Cinematographer Darius Khondji (Amour, Midnight In Paris) received a thunderous ovation at the film’s premiere, perhaps the loudest of this year’s New York Film Festival, and rightly so. Z is a film that belongs on celluloid. While certainly dependent on the print in question, it’s painted on a fine-tuned canvas that, at its optimum, feels as new and exciting as exploration itself, hiding mysteries in its shadows while revealing them through light, but it’s faded enough to feel like a relic from just before our time. It captures both the vivid green hues of Amazonia, its trees and its plants and its unknown waters, along with warm and earthly tones brought to it by human beings, be it muddied colonial uniforms or primitive fires. These elements that ordinarily clash are married together with precision, allowing humanity and nature to co-exist in a dream-like state, even while humanity is at war with itself.
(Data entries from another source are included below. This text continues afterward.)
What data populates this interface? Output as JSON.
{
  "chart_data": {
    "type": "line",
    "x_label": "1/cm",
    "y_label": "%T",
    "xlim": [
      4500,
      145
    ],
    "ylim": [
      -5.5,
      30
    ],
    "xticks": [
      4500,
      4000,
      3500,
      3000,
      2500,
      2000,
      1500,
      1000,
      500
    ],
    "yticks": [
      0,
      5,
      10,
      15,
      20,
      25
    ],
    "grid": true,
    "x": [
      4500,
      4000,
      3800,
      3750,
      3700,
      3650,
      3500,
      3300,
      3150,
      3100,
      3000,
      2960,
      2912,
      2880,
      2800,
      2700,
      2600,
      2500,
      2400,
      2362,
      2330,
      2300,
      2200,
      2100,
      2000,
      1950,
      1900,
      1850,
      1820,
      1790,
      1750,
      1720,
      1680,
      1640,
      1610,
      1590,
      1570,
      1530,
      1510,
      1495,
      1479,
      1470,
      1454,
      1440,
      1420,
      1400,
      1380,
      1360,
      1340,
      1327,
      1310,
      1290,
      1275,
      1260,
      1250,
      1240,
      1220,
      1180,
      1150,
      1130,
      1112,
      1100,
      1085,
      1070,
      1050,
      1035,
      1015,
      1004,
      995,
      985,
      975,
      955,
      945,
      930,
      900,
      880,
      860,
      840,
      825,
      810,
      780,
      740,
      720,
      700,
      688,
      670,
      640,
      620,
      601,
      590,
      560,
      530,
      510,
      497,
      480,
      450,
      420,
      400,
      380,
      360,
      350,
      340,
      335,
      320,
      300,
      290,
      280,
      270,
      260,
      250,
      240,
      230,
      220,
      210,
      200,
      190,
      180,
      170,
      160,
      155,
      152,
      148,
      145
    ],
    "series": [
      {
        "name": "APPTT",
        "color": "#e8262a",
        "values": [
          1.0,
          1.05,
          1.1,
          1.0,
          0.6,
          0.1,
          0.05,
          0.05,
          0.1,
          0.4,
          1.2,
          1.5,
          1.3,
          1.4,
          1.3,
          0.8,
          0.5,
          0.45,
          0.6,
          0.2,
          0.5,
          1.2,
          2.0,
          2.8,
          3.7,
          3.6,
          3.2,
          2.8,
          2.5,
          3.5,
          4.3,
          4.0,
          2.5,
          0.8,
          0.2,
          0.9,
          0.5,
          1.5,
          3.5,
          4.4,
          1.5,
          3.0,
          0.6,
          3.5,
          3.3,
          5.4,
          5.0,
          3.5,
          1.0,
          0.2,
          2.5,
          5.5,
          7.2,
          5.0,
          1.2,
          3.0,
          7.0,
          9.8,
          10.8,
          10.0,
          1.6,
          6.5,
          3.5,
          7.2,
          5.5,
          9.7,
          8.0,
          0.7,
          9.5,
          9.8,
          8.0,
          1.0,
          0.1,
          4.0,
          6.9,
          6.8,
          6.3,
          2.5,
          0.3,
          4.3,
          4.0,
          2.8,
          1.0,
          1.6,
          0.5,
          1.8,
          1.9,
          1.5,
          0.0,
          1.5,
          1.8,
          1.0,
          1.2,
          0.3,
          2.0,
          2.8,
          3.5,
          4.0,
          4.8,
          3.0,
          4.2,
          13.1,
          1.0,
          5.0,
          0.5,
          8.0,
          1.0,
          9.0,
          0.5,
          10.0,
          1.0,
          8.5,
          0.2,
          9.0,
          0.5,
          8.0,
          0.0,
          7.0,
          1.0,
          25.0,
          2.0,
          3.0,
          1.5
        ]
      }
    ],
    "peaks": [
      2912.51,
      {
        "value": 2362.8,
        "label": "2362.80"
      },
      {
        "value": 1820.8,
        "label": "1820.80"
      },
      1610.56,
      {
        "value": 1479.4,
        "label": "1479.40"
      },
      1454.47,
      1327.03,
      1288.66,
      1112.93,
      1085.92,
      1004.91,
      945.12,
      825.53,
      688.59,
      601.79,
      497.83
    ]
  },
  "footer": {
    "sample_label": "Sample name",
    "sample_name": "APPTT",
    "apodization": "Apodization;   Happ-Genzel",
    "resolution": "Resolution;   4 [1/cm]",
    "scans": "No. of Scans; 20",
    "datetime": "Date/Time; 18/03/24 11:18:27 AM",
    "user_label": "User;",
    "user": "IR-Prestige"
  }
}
The film’s immaculate design and near-mythic approach to its surroundings bring to mind Apocalypse Now, the obvious comparison given each film’s subject matter, but a relevant one as The Lost City of Z plays like a direct, life-affirming response. Not only does it strip away the fantasy element of what we normally associate with adventure films (that’s not a knock on Indiana Jones, merely a return to what came before it), but it posits exploratory obsession as a central tenet of the human condition, as opposed to some sort of affliction. And when that realization is reached, not in words, but in Fawcett’s acceptance of exploration and all that it entails, he learns to truly give himself over to adventure.

Both Hunnam and the film are simply intoxicating, and The Lost City of Z builds to a surreal apotheosis of all the elements that make cinema great. A medley of sound and light and theme and character, built upon two hours of subtle yet consistent escalation in every facet, resulting in what might be the most haunting, harrowing and poetic final minutes of any picture in recent memory. It isn’t just the kind of film that draws you in, further and further with every scene, but the kind that keeps you there long after it’s over.